The city implemented two initiatives a little more than a year ago to reduce crime. Apartment security and convenience store ordinances were the focus of the mayor's report. Houston Police Assistant Chief Michael Thaler says 30 apartment complexes were targeted and required to implement specific strategies to improve crime rates.
"Before the remedial strategies put in place we measured crime at a certain level. Afterwards, we saw a decrease of 28 percent after the strategies we put in place. Whereas apartment communities overall became 8 percent safer, these apartment communities that were targeted became 28 percent safer, or had 28 percent fewer crimes is a better way to say it."
HPD also documented a 17 percent overall reduction in convenience store crime.
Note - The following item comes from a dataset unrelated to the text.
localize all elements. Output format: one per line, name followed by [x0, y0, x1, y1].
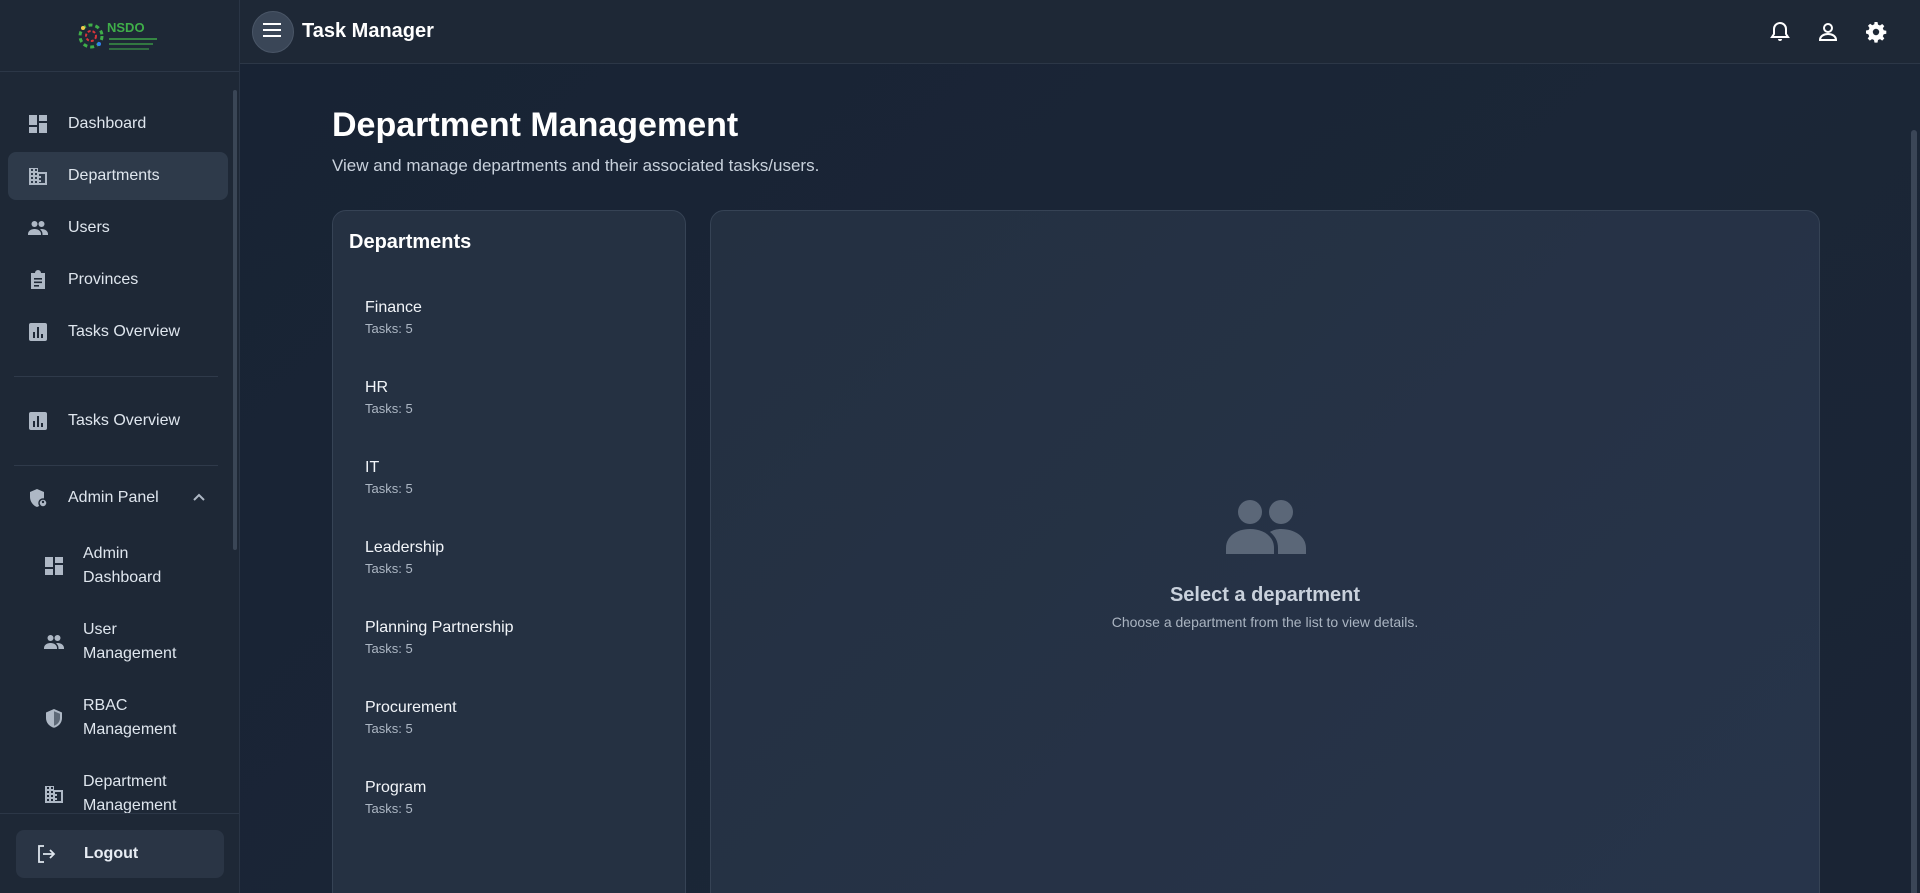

Mayor White says stores that implement safety requirements such as security cameras, better lighting and alarm systems showed improvements over stores that didn't make changes.
"There is no neighborhood in the city — no neighborhood — where most of the people are criminals. Every neighborhood I've ever been to in the city wants safety and people want a place when they go in to shop where it's a safe place."
Houston officials say more than 700 convenience stores are registered with the city and there are likely hundreds more not registered. And roughly half of Houston's population lives in apartments.
Laurie Johnson. KUHF-Houston Public Radio News.